El dramaturgo, el poeta, el gran prosista, cumple 100 años: el aniversario amenaza convertirse en un fenómeno estrictamente local. Sería lamentable. Sagarra fue un puente vertebral entre las culturas castellana y catalana durante la generación de la República -amigo de Aleixandre, de Lorca, de Ortega-, pero también después del socavón de la guerra. Fue además un autor popular en Madrid, donde estrenó muchas obras -La herida luminosa, La cruz de alba-, oficiante querido de tertulias -La Cacharrería-, un hombre al que Guillén llamaba "nuestro Lope catalán" -dedicatoria de la primera edición de Cántico, año 1947: me la lee su hijo Joan-, que enviaba sus versos a Unamuno o sobre cuyo teatro escribió Machado alguna crítica.Tras la guerra lo nombraron consejero de la Sociedad de Autores de España, y semejante trámite administrativo fue considerado en Cataluña una traición. Eso y que un ministro de Educación, Jesús Rubio, deslumbrado por sus memorias -hay una vieja traducción castellana, en Noguer, con prólogo de Cela: al parecer no hay nadie interesado en su reedición-, le otorgara la Gran Cruz de Alfonso X el Sabio. La comisión del centenario ha limitado su ambición al ámbito de la lengua de Sagarra, y allende los muros tampoco parece haber mayor interés. La única buena noticia, el único nudo que cuelga del puente, es el interés de Herralde en reeditar Vida privada en castellano.

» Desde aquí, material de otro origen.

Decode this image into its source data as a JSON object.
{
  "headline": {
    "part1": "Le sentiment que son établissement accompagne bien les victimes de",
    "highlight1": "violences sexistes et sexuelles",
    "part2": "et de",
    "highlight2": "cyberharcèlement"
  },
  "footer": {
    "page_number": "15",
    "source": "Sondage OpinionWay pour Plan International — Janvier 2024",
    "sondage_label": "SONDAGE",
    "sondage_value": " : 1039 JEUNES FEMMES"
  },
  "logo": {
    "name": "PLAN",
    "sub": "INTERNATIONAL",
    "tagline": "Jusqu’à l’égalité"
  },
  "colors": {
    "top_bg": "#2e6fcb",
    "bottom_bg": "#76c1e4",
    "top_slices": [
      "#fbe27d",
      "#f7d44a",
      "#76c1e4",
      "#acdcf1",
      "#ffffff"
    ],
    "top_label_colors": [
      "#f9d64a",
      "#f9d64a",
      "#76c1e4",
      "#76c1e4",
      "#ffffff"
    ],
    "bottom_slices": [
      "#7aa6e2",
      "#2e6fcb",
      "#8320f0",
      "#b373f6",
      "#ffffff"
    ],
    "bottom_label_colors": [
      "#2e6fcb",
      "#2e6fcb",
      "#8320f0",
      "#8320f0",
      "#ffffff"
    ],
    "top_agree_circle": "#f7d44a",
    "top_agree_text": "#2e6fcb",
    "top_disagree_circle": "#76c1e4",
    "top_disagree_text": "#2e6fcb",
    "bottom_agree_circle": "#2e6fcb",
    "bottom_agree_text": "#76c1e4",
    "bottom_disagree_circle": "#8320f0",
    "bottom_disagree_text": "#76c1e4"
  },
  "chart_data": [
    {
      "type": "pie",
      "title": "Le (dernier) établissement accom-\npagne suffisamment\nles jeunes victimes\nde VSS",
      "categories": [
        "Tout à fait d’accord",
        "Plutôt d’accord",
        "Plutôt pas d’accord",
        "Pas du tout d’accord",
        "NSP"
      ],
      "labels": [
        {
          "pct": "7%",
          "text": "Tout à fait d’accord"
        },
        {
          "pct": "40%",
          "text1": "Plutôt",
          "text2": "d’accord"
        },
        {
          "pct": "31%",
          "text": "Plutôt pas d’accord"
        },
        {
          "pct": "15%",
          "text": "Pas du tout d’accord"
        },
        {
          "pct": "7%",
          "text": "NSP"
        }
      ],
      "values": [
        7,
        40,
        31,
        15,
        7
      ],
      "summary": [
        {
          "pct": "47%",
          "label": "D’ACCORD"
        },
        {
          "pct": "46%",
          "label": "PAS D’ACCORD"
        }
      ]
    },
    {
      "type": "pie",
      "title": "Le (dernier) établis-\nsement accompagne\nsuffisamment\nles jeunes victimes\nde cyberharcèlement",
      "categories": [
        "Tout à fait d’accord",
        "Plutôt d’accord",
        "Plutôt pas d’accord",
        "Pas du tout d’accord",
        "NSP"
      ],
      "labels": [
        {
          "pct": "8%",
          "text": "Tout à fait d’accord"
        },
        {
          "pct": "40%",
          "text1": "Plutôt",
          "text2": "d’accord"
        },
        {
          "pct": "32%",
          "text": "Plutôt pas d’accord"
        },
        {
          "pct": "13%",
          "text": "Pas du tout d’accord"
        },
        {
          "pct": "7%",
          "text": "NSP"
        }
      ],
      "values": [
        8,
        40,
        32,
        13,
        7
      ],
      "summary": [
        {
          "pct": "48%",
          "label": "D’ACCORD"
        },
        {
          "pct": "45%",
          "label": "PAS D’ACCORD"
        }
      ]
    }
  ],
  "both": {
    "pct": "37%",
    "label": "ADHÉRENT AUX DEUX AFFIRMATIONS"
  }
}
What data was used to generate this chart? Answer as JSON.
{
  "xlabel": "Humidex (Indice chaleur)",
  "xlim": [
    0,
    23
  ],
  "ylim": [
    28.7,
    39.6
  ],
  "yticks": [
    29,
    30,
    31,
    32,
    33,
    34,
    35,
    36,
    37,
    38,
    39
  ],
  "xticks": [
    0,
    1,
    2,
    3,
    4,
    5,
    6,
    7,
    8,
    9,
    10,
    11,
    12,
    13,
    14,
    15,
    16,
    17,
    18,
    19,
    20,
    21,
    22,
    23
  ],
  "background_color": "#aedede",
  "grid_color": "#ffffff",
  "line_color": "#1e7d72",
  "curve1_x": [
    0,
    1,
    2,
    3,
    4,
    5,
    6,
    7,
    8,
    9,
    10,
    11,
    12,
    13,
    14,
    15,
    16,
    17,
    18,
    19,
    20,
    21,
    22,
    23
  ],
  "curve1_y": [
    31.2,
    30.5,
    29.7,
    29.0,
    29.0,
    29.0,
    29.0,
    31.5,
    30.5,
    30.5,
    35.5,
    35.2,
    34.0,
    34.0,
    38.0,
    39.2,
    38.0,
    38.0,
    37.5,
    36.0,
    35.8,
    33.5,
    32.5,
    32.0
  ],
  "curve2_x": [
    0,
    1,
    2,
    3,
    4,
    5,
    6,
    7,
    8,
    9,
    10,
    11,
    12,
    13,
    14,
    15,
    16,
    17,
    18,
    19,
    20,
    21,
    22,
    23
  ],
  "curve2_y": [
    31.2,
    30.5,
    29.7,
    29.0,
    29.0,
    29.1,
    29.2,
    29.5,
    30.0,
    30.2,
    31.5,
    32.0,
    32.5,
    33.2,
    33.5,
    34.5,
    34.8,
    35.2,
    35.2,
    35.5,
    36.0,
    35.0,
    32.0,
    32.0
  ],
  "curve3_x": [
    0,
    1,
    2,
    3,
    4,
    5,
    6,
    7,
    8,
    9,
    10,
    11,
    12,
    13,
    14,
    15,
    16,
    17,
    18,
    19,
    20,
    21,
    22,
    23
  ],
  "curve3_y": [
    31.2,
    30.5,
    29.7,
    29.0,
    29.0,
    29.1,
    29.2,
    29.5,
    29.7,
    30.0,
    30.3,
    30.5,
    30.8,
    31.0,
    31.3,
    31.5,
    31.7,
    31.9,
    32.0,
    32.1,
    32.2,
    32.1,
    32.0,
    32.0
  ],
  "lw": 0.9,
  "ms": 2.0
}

Lo hará en septiembre: prólogo de Marcos Ordóñez sobre el contexto literario de la novela y epílogos de Azúa, Marsé, Moix, Vázquez Montalbán y Mendoza.

El mundo de Sagarra está naturalmente desaparecido. No convendría que pasara lo mismo con la memoria de ese mundo. Con la memoria común de un mundo donde algo más que la censura -GranWyoming / Monzó- concitaba solidaridad, poética y diálogo.